Frente a estas dificultades, emergen nuevas alternativas. Los emprendimientos, el streaming y la economía digital ofrecen distintos caminos hacia la autonomía y reconocimiento, desmarcándose del guión tradicional. No se trata de abandonar la educación, sino de diversificar los proyectos de vida en respuesta a un mercado laboral cambiante y a la urgencia de generar ingresos.

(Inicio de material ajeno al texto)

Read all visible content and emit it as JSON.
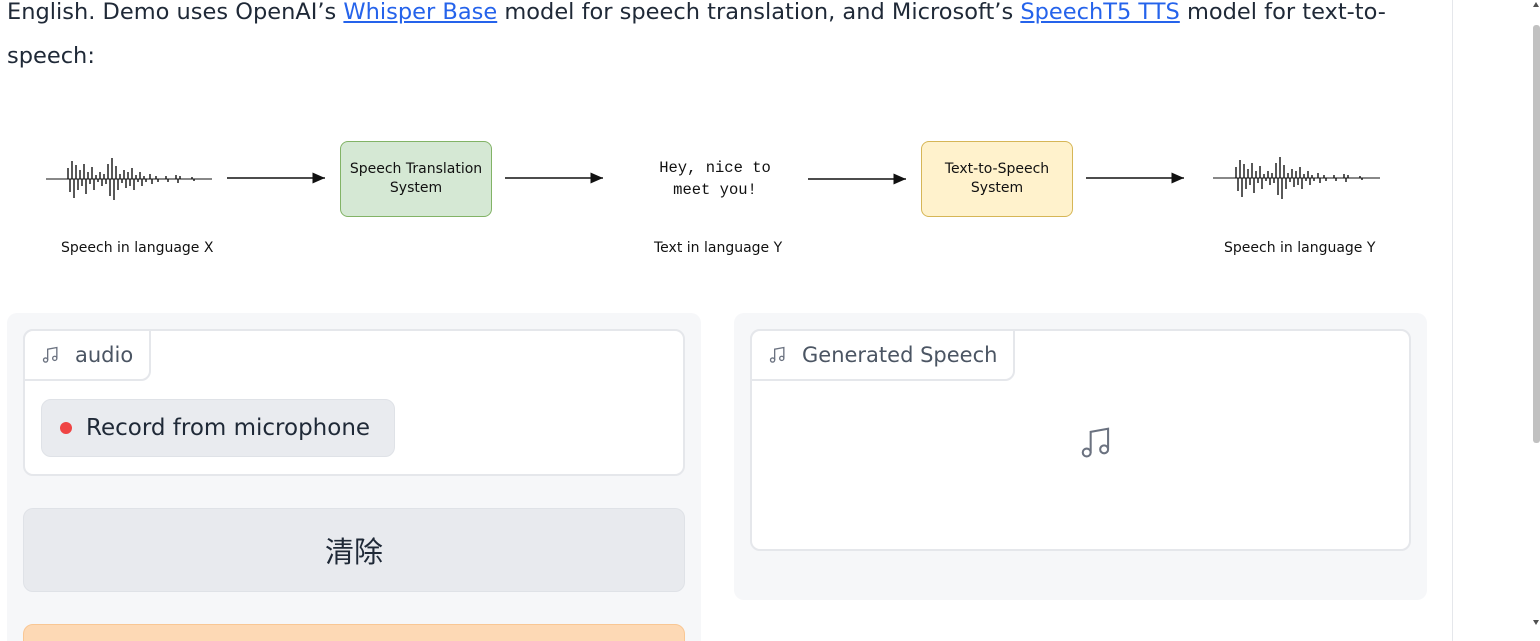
{
  "description": {
    "part1": "English. Demo uses OpenAI’s ",
    "link1": "Whisper Base",
    "part2": " model for speech translation, and Microsoft’s ",
    "link2": "SpeechT5 TTS",
    "part3": " model for text-to-speech:"
  },
  "diagram": {
    "caption_speech_x": "Speech in language X",
    "box_translation_line1": "Speech Translation",
    "box_translation_line2": "System",
    "text_sample_line1": "Hey, nice to",
    "text_sample_line2": "meet you!",
    "caption_text_y": "Text in language Y",
    "box_tts_line1": "Text-to-Speech",
    "box_tts_line2": "System",
    "caption_speech_y": "Speech in language Y",
    "colors": {
      "green_fill": "#d5e8d4",
      "green_border": "#82b366",
      "yellow_fill": "#fff2cc",
      "yellow_border": "#d6b656"
    }
  },
  "input_panel": {
    "label": "audio",
    "label_icon": "music-note-icon",
    "record_label": "Record from microphone",
    "clear_label": "清除",
    "colors": {
      "record_dot": "#ef4444",
      "submit_bg": "#fdd9b5"
    }
  },
  "output_panel": {
    "label": "Generated Speech",
    "label_icon": "music-note-icon",
    "empty_icon": "music-note-icon"
  }
}
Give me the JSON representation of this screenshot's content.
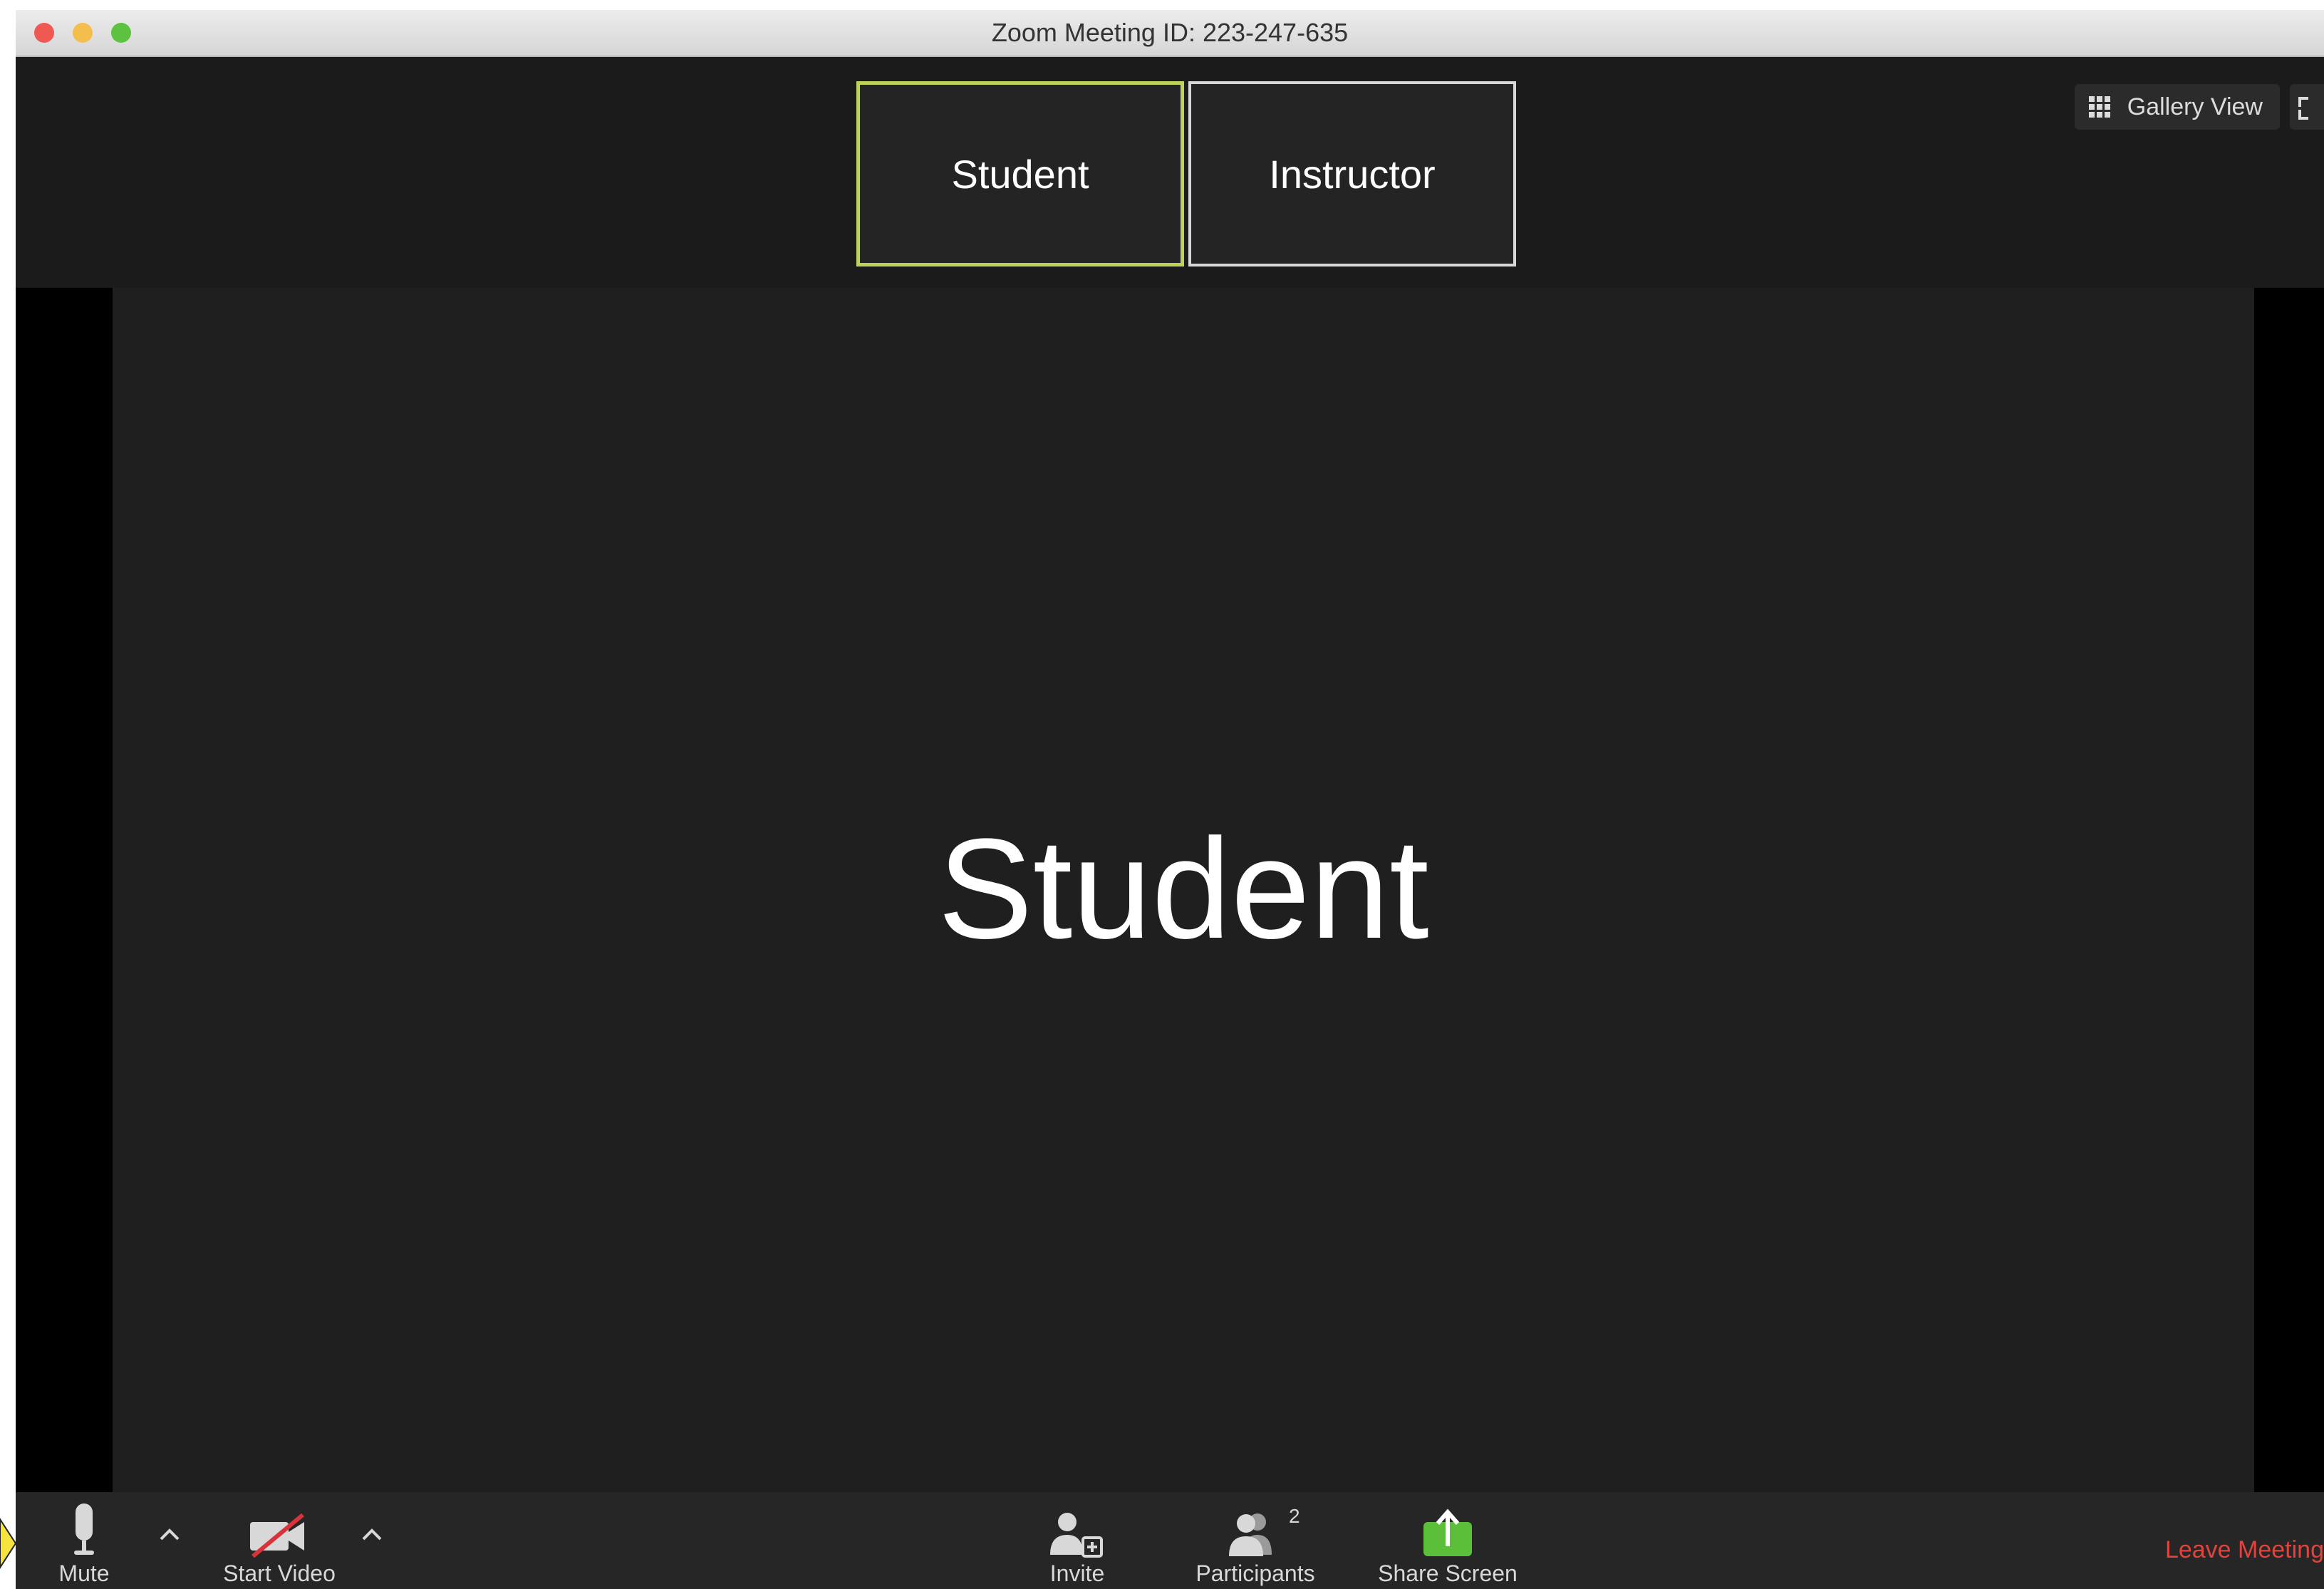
{
  "window": {
    "title": "Zoom Meeting ID: 223-247-635"
  },
  "thumbnails": [
    {
      "name": "Student",
      "active": true
    },
    {
      "name": "Instructor",
      "active": false
    }
  ],
  "view_controls": {
    "gallery_label": "Gallery View"
  },
  "main_video": {
    "speaker_name": "Student"
  },
  "toolbar": {
    "mute_label": "Mute",
    "start_video_label": "Start Video",
    "invite_label": "Invite",
    "participants_label": "Participants",
    "participants_count": "2",
    "share_screen_label": "Share Screen",
    "leave_label": "Leave Meeting"
  },
  "colors": {
    "active_speaker_border": "#bdd35a",
    "share_green": "#5cbf3a",
    "leave_red": "#e0443c"
  }
}
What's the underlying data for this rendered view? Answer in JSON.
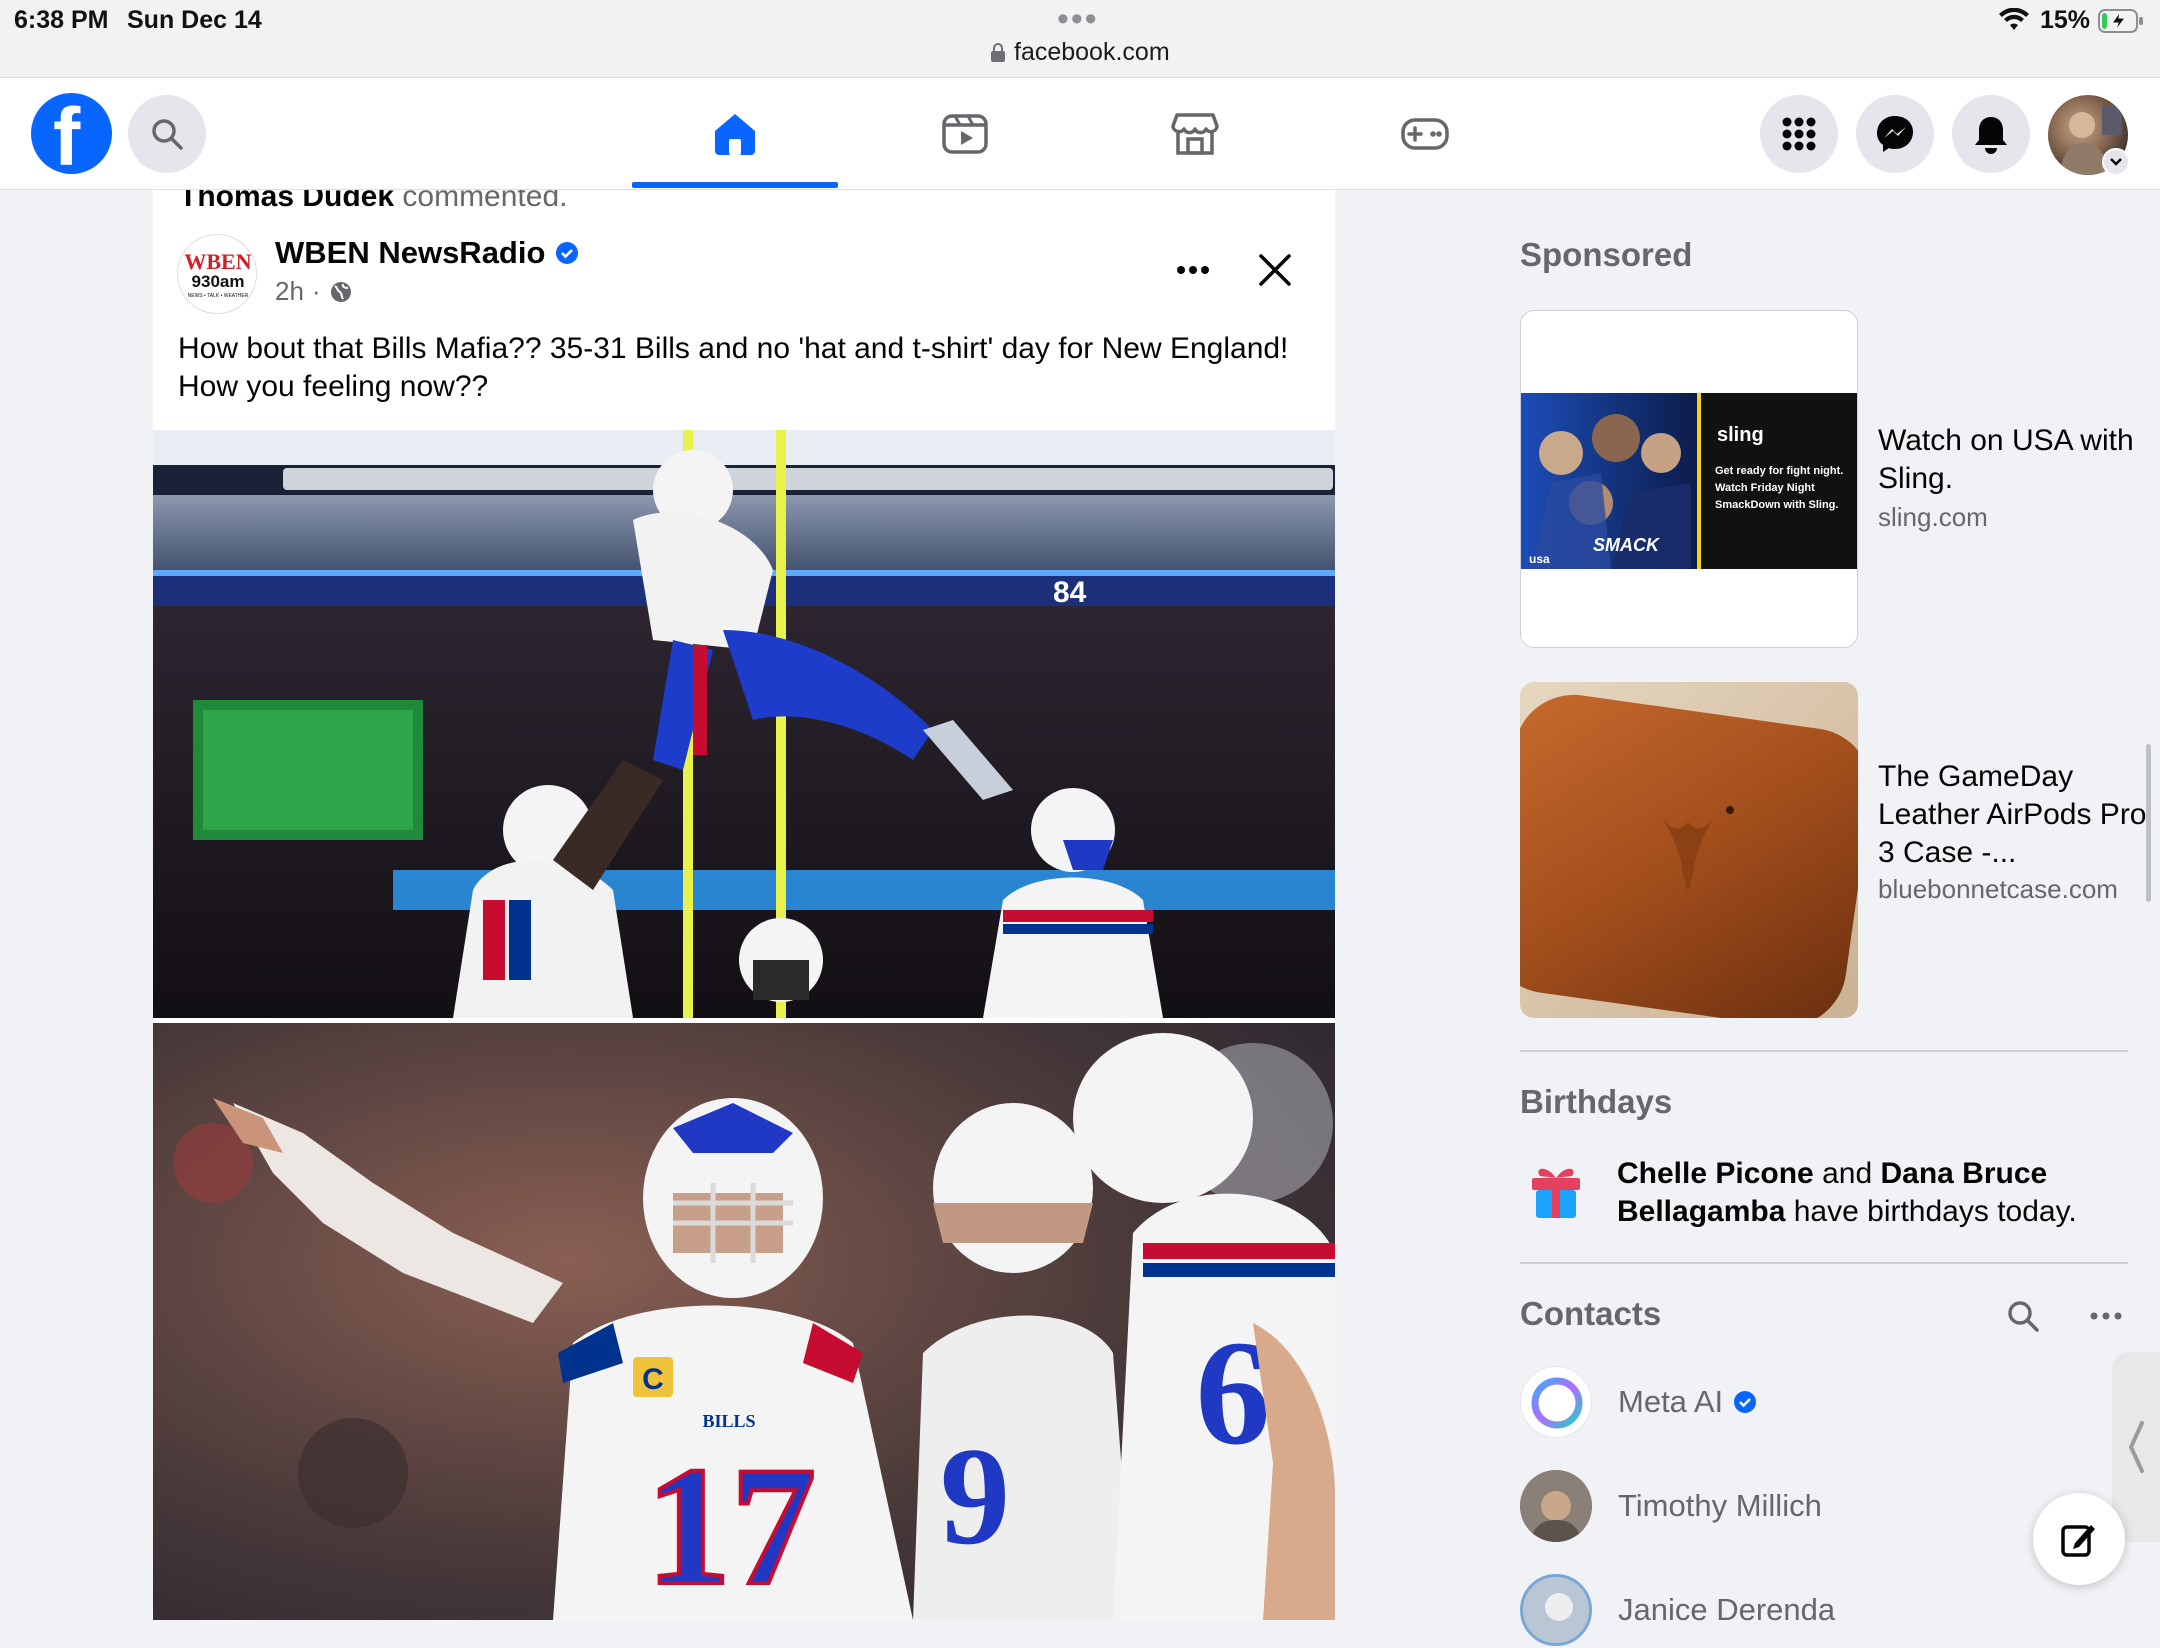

Hablar de la presión académica en el Perú implica no solo medir las horas destinadas al estudio, sino cuestionar cómo se concibe el éxito, el esfuerzo y la educación como vía de movilidad social y no como la base principal de la constitución digna y democrática de cualquier persona. La precarización laboral y la falta de garantías para los egresados universitarios debilitan la promesa del “trabajo soñado”, generando incertidumbre y angustia al no lograr lo socialmente esperado.
Desde una perspectiva clínico-psicosocial, el malestar que atraviesan las y los jóvenes en este recorrido no puede reducirse a la dificultad individual para tolerar la exigencia. La tristeza, la ansiedad y el desgaste que emergen en torno al ingreso universitario se inscriben en un entramado de expectativas sociales, precarización laboral y promesas de movilidad que no siempre se cumplen. Acompañar estos procesos implica reconocer la articulación entre la experiencia subjetiva y las condiciones estructurales que la producen, y asumir una posición ética: que el cuidado de la salud mental juvenil no quede subordinado a la lógica del rendimiento ni a mandatos de éxito que, lejos de sostener, terminan profundizando el malestar.
Texto elaborado por Victoria Gallardo para Proyecto UMA.